Jadi kemampuan pembaruan dan reorganisasi ke keadaan ekosistem yang diinginkan (menurut perspektif manusia) setelah terjadinya gangguan akan sangat tergantung pada pengaruh kondisi dan dinamika pada skala sebelum, sesudah, dan lintas waktu. Setiap level berjalan berdasarkan lajunya sendiri. Memori adalah akumulasi pengalaman dan sejarah dari sistem, yang menyediakan konteks dan sumber dari pembaruan, rekombinasi, inovasi, kebaruan, atau pengorganisasian diri setelah terjadinya gangguan. Dengan demikian panarchy selain kreatif juga konservatif melalui keseimbangan dinamika antara perubahan cepat dan memori, serta antara gangguan, diversitas dan dinamika hubungan lintas skala. Keberlanjutan berlangsung pada saat yang bersamaan dengan waktu perkembangan (Holling, 2001).
Untuk mengantisipasi tantangan yang dihadapi saat ini diperlukan perspektif, konsep dan alat mengenai dinamika sistem kompleks dan implikasinya terhadap keberlanjutan. Hal ini menuntut perubahan kebijakan yang sebelumnya ditujukan untuk mengontrol perubahan dalam sistem yang diasumsikan stabil, menjadi pengelolaan kapasitas sistem sosial-ekologis untuk menghadapi, beradaptasi dan membentuk perubahan.
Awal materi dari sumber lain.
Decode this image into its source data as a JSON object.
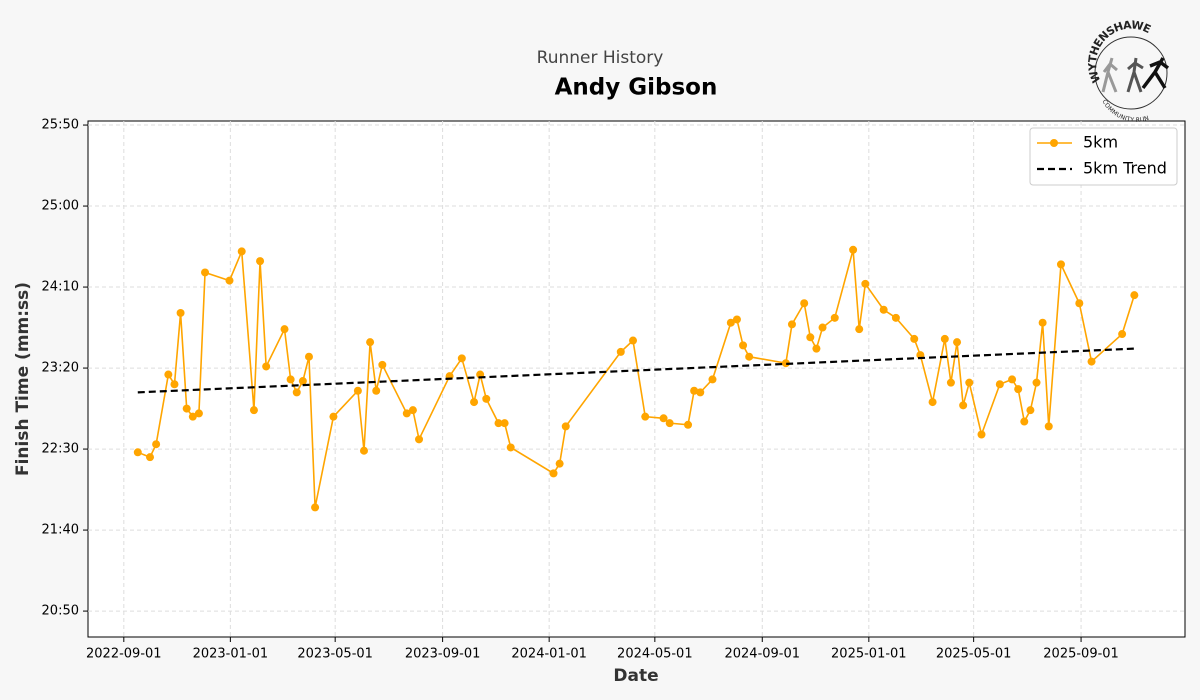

Pengelolaan ekosistem yang berhasil membutuhkan monitoring dan pemahaman ekologis serta kapasitas institusi untuk merespon umpan balik dari lingkungan (Hanna et al., 1996, Berkes and Folke, 1998, Danter et al., 2000) dan kemauan serta persepsi politis yang memungkinkan pola pengelolaan tersebut terjadi. Dengan merespon dan mengelola umpan balik dari ekosistem kompleks adaptif, maka pengelolaan adaptif berpotensi untuk mencegah kesalahan pengelolaan sumberdata alam yang akan mengancam keberadaan berbagai aktivitas sosial dan ekonomi (Holling and Meffe, 1996).